MRI, which is more expensive, time consuming and difficult to access, could be employed as a second-line imaging technique in patients in whom TVUS gives images of poor quality in case of obesity and factors above mentioned that may cause over or understaging.9

MRI is currently recommended for preoperative imaging in some guidelines, as the imaging modality of choice and most appropriate for the assessment of disease extent in patients with newly diagnosed EC.3,15,20

Iitsuka et al. in their study and review of literature found that their data and the pooled analysis with previous studies indicate that the frozen section diagnosis is sensitive as MRI assessment in predicting deep MI, and has a higher specificity compared with MRI.27

Contraindications for MRI should also be kept in mind, when MRI cannot be performed such as metal foreign body, pathologic obesity, contrast allergies and claustrophobia.

The main strength of our study is that, to the best of our knowledge, this is the first study that compares prospectively the two objective TVUS methods (Gordon’s and Karlsson’s) and objective MRI method, for assessing MI in patients with endometrioid EC in the same set of patients. A strength of our study are the prospective design and the fact that the gynaecologists performing TVUS and the radiologists performing MRI were blinded to each other’s results. Another strength is that all TVUS assessment of MI were made by the same physician, MRI assessment of MI by the same radiologist, and all surgeries and pathologic examinations were done at the same center. Strength of our study is also that we compared the three imaging methods altogether in one cohort of patients which is ideally, for comparing the diagnostic performance of different approaches to assess MI, and this is rarity in reviewed studies.

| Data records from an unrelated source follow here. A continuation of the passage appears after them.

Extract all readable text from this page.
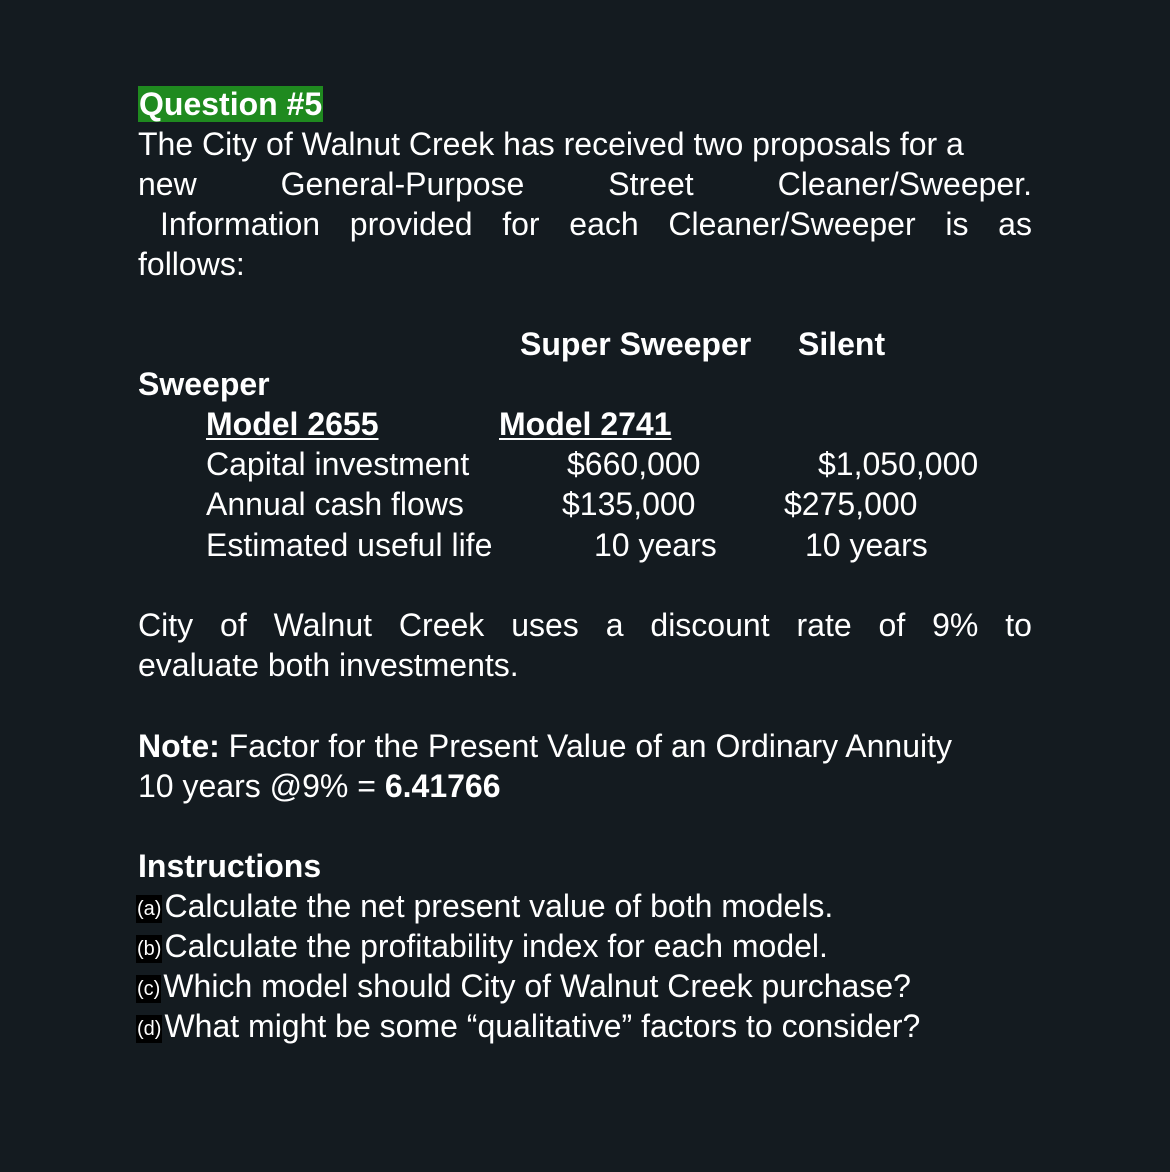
Question #5
The City of Walnut Creek has received two proposals for a
new	General-Purpose	Street	Cleaner/Sweeper.
Information provided for each Cleaner/Sweeper is as
follows:
Super Sweeper Silent
Sweeper
Model 2655	Model 2741
Capital investment	$660,000	$1,050,000
Annual cash flows	$135,000	$275,000
Estimated useful life	10 years	10 years
City of Walnut Creek uses a discount rate of 9% to
evaluate both investments.
Note: Factor for the Present Value of an Ordinary Annuity
10 years @9% = 6.41766
Instructions
(a)Calculate the net present value of both models.
(b)Calculate the profitability index for each model.
(c)Which model should City of Walnut Creek purchase?
(d)What might be some “qualitative” factors to consider?
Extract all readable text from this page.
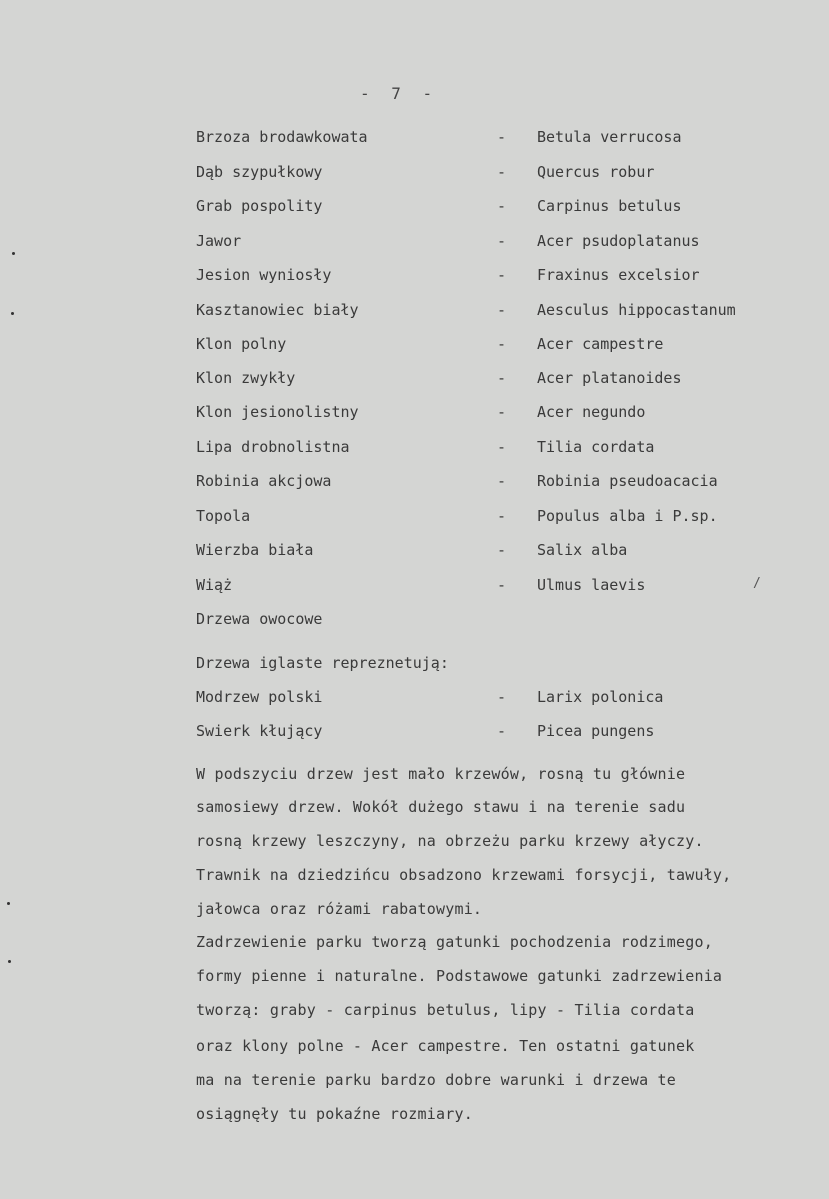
- 7 -
Brzoza brodawkowata	- Betula verrucosa
Dąb szypułkowy	- Quercus robur
Grab pospolity	- Carpinus betulus
Jawor	- Acer psudoplatanus
Jesion wyniosły	- Fraxinus excelsior
Kasztanowiec biały	- Aesculus hippocastanum
Klon polny	- Acer campestre
Klon zwykły	- Acer platanoides
Klon jesionolistny	- Acer negundo
Lipa drobnolistna	- Tilia cordata
Robinia akcjowa	- Robinia pseudoacacia
Topola	- Populus alba i P.sp.
Wierzba biała	- Salix alba
Wiąż	- Ulmus laevis	/
Drzewa owocowe
Drzewa iglaste repreznetują:
Modrzew polski	- Larix polonica
Swierk kłujący	- Picea pungens
W podszyciu drzew jest mało krzewów, rosną tu głównie
samosiewy drzew. Wokół dużego stawu i na terenie sadu
rosną krzewy leszczyny, na obrzeżu parku krzewy ałyczy.
Trawnik na dziedzińcu obsadzono krzewami forsycji, tawuły,
jałowca oraz różami rabatowymi.
Zadrzewienie parku tworzą gatunki pochodzenia rodzimego,
formy pienne i naturalne. Podstawowe gatunki zadrzewienia
tworzą: graby - carpinus betulus, lipy - Tilia cordata
oraz klony polne - Acer campestre. Ten ostatni gatunek
ma na terenie parku bardzo dobre warunki i drzewa te
osiągnęły tu pokaźne rozmiary.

Limitations of our study are the relatively small number and short time of collection of participants, but this can be justified by the prospective design of the study, the strict inclusion and exclusion criteria, and in fact that the study was performed in the largest tertiary center in the country.

Conclusions

In conclusion, we found that objective TVUS assessment of myometrial invasion was performed with a diagnostic accuracy comparable to that of MRI in women with endometrial cancer. Further multi-centric studies with prospective designs and standardized protocols are needed to investigate which objective measurement techniques and MRI have the highest reproducibility, and how well they perform in the hands of examiners with more or less experience. In addition, studies evaluating inter-observer agreement as well as the impact of TVUS training would be of great interest.